Meski demikian ada beberapa hal yang harus diperhatikan menyoal tentang Pergub ini, pertama Pergub ini berpontensi menimbulkan ketimpangan kepada Para Pekerja Perempuan yang bekerja di Sektor Swasta, sebab tidak ada intervensi khusus terhadap Perusahaan atau Korporat terkait pemberian cuti melahirkan dan menyusui. Artinya bahwa Perempuan yang bekerja pada sektor Swasta bergantung pada aturan yang diatur oleh perusahaan bukan pada Pergub ini.
kedua mengenai pemberian cuti 6 Bulan kepada pegawai perempuan dan 7 hari bagi pegawai laki-laki. Cuti selama 7 hari barangkali memang di pandang cukup bagi pekerja laki-laki, tetapi perlu dipahami bahwa dalam proses kelahiran keberadaan seorang suami di dekat istri sangat penting dan menjaga juga merawat anak bukan hanya menjadi tanggung jawab ibu yang melahirkan, tetapi juga ayah, artinya pemberian cuti yang sedikit lebih panjang minimal 2 minggu atau 1 bulan penting untuk diberikan, artinya sebagai seorang suami melakukan pendampingan kepada istri dan sebagai seorang ayah juga merasa bagaimana rasanya menjaga anak mereka di awal-awal kelahiran. Walaupun demikian pemberian cuti selama 7 hari harus dipastikan dengan baik bahwa cuti tersebut diberikan memang untuk melakukan pendampingan kepada istri dalam proses persalinan dan membantu perawatan bayi pada hari-hari awal kelahiran.

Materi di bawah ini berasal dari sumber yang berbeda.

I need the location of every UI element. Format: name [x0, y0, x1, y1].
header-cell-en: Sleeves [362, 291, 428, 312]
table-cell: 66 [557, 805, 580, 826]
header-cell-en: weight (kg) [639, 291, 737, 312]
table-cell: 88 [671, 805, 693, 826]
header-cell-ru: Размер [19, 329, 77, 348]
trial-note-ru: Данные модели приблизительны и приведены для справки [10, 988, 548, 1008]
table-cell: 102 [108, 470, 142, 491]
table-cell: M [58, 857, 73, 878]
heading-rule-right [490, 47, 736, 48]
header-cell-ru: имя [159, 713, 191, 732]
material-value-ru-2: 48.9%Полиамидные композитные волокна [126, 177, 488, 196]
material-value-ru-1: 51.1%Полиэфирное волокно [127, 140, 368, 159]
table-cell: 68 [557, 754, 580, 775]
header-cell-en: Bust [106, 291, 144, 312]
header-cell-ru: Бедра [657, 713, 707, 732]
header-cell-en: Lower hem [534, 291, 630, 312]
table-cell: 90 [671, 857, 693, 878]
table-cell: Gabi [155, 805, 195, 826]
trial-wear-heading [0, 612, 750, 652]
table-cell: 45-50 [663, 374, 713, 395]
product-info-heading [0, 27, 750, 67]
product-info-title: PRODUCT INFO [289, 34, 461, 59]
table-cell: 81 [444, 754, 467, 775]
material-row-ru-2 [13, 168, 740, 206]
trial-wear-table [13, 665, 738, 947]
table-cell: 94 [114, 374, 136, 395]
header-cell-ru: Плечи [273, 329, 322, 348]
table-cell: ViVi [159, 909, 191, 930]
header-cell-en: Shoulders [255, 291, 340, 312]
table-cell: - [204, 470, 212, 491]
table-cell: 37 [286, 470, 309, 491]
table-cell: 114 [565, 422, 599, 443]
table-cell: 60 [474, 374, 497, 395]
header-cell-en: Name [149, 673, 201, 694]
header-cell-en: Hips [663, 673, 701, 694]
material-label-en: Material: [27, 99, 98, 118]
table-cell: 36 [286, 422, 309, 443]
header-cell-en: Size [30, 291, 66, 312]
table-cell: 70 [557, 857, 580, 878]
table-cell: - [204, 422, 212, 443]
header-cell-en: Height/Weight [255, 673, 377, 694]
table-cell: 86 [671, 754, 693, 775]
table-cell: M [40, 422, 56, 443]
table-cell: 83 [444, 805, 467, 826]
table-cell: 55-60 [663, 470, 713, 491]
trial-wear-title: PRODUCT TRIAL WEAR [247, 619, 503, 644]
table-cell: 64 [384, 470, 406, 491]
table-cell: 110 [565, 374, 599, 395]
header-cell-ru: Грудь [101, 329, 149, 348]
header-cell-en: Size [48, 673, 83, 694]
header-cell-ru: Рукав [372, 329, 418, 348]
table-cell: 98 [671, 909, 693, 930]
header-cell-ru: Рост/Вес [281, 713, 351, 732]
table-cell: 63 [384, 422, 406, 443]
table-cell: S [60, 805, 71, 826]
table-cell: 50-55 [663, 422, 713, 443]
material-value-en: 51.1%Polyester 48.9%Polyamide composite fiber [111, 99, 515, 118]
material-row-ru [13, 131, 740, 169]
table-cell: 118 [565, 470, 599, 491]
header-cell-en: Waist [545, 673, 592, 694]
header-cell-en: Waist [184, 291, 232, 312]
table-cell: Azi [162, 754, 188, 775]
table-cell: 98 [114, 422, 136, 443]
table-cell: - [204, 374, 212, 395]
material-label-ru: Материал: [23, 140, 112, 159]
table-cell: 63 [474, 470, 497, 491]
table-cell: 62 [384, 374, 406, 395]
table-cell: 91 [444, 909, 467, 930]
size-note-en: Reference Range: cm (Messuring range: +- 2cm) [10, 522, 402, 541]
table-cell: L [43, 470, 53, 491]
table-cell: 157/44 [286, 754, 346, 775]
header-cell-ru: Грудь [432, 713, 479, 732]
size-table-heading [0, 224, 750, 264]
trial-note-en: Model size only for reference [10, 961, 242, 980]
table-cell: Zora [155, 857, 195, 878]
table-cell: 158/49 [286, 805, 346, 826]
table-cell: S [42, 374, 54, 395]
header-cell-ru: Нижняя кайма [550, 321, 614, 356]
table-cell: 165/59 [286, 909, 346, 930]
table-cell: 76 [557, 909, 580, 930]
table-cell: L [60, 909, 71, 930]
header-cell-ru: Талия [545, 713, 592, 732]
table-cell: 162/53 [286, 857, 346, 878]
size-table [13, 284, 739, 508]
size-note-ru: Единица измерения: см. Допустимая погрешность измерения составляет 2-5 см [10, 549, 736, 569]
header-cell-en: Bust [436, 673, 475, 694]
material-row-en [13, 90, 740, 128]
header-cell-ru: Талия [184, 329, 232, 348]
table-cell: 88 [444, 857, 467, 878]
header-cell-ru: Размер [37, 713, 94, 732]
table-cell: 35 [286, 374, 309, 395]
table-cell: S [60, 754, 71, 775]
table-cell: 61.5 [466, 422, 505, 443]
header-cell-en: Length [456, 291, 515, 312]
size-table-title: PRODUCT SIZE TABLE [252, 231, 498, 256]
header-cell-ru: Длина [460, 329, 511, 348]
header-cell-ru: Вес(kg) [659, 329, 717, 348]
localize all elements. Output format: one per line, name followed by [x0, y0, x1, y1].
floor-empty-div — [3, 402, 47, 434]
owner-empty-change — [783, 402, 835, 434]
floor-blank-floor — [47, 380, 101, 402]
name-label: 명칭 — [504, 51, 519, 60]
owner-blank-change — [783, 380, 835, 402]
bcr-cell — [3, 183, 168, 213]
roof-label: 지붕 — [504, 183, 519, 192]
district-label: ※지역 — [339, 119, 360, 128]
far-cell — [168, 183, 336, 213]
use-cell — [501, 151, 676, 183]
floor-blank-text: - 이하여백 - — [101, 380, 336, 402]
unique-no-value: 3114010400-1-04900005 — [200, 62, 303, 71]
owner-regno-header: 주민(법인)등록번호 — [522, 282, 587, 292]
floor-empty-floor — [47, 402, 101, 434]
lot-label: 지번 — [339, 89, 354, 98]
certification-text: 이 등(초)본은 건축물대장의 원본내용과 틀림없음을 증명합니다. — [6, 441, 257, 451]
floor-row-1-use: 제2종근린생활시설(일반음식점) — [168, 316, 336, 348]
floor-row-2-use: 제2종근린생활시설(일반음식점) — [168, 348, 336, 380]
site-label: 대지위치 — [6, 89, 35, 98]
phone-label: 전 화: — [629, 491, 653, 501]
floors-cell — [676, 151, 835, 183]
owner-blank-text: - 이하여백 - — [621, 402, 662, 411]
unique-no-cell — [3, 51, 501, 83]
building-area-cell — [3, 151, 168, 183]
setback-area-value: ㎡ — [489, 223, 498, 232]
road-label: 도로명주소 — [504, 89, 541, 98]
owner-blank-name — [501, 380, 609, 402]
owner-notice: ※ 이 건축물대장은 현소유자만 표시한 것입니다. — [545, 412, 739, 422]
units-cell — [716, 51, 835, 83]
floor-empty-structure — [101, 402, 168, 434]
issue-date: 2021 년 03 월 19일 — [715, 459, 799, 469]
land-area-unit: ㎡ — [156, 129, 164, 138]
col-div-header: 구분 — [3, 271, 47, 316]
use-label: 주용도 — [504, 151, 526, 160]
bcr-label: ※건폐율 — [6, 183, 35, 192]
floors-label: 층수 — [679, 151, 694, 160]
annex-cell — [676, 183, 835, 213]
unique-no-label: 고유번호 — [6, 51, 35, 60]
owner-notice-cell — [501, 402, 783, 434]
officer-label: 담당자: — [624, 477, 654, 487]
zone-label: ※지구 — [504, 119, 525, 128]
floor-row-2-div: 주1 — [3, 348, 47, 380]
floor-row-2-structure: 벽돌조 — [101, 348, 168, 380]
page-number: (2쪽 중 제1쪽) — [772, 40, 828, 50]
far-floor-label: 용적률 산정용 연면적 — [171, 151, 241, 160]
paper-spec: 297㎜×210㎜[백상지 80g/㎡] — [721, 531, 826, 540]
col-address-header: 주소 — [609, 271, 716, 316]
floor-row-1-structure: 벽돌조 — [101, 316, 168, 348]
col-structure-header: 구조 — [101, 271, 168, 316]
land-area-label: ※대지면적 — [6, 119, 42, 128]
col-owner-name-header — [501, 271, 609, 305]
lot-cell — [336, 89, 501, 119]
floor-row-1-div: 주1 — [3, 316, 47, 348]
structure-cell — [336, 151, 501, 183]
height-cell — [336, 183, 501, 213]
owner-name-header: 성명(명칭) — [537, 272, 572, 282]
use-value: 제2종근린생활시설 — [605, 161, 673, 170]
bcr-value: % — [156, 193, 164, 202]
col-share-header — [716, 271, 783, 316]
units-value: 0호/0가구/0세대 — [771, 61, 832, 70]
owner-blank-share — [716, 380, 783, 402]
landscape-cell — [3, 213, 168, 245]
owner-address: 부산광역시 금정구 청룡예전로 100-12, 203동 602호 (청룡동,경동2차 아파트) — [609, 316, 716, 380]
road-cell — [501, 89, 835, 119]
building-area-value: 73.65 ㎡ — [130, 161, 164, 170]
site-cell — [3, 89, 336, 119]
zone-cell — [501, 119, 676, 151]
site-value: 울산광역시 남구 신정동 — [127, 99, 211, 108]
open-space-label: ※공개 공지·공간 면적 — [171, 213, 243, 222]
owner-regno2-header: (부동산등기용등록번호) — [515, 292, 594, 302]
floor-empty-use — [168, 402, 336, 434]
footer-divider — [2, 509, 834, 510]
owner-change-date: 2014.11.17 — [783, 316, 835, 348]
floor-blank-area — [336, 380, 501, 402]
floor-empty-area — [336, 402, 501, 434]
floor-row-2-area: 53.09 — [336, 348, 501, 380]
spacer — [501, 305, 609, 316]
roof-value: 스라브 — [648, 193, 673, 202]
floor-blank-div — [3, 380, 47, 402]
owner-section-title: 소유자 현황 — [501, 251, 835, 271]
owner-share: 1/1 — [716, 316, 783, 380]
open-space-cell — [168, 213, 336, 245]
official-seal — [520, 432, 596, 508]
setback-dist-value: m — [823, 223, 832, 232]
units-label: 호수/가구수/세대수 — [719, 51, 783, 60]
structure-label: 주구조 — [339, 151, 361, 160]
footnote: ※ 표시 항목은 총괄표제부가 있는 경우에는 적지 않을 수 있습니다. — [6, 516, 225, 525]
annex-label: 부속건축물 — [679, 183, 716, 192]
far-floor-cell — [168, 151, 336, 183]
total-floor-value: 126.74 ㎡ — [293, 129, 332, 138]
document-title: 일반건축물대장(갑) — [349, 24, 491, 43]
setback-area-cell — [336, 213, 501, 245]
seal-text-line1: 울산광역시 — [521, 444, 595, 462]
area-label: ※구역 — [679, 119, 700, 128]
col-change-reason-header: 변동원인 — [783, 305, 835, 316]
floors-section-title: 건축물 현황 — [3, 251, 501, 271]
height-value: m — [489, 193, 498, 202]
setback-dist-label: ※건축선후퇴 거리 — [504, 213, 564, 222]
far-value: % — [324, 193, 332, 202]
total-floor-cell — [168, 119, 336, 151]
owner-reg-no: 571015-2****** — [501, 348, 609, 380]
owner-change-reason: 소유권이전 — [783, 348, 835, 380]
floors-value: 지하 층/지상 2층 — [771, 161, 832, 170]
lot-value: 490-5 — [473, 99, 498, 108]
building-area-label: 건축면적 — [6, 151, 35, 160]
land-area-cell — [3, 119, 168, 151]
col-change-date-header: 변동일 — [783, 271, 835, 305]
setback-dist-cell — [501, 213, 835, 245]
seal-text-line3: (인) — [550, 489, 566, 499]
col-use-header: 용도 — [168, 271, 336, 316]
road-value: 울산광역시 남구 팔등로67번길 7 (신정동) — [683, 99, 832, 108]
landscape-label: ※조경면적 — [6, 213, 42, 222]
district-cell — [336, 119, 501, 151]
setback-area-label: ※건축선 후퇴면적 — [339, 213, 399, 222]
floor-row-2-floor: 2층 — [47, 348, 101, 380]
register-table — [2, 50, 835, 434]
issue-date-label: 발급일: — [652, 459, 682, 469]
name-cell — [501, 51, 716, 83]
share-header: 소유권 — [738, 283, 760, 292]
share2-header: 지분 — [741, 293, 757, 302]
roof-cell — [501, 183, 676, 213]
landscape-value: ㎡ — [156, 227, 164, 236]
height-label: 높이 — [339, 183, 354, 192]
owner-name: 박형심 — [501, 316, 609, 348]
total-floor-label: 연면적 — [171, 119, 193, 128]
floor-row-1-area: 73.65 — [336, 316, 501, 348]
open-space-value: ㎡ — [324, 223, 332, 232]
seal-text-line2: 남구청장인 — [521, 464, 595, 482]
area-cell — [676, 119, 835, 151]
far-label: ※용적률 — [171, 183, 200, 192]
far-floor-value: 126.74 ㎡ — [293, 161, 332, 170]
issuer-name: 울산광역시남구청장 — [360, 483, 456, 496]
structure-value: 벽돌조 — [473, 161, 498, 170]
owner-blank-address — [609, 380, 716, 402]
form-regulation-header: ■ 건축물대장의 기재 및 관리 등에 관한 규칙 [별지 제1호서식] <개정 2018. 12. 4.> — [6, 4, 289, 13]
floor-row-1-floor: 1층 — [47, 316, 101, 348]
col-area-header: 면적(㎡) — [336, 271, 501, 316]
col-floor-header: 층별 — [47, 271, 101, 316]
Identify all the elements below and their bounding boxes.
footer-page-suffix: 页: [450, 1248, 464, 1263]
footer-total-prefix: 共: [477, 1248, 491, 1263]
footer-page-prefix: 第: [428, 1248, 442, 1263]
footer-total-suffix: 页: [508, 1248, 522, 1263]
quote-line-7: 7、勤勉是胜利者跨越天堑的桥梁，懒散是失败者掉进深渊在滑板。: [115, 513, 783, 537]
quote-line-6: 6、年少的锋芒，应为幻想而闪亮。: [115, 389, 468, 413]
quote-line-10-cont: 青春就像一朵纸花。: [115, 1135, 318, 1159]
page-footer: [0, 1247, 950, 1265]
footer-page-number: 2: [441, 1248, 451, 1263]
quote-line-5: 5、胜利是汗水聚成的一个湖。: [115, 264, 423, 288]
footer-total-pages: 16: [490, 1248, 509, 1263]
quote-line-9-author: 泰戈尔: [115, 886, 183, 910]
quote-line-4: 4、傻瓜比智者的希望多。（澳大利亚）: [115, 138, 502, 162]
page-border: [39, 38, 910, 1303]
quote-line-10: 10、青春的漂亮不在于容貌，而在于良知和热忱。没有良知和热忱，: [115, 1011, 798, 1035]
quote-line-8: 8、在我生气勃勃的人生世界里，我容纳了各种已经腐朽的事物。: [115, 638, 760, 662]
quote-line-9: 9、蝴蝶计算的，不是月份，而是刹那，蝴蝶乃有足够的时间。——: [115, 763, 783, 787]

sedangkan Cuti selama 6 bulan yang akan diberikan kepada Pegawai perempuan da[at memberikan banyak dampak kepada pekerja perempuan itu sendiri, hal ini dapat menghambat perkembangannya dalam karir, selain itu ruang kerja bagi perempuan diranah Pemerintahan akan sangat sempit, sebab akan muncul pertimbangan bahwa merekruit pekerja Laki-laki lebih efektif dari pada Perempuan, hal ini dapat menyebabkan Perempuan menjadi sulit mendapatkan pekerjaan, bukan hanya dalam lingkup Kepegawaiaan pemerintah tetapi juga dalam lingkup ketenagakerjaan.
Ketiga Peraturan Ini berpotensi meningkatkan Angka Kelahiran, oleh sebab itu peraturan ini kemudian harus diselaraskan dengan Program KB (Keluarga Berencana), Misalkan Izin Untuk Hamil dan Menyusui selama 6 Bulan hanya boleh diberikan selama 2 kali selama masih menjadi bagian dari Kepegawaian di Provinsi Aceh, sehingga Program tersebut selaras degan program menekan angka pertumbuhan penduduk.
Sebab dari itu perlu beberapa hal yang pelu diperhatikan agar Pergub ini yang memiliki tujuan yang baik ini tidak kemudian menjadi “Senjata Makan Tuan”, Pertama Pemerintah Aceh harus menyediakan dana yang benar-benar Khusus dan tepat untuk pembangunan fasilitas untuk menyusui dan benar – benar serius mengintervensi Pemerintah di Kabupaten/Kota yang ada di aceh untuk melakukan pembangunan Fasilitas menyusui baik di sektor Pemerintahan ataupun publik, juga mengintervensi pihak Swasta sebagai penyedia sektor pekerjaan juga memiliki Fasilitas yang sama.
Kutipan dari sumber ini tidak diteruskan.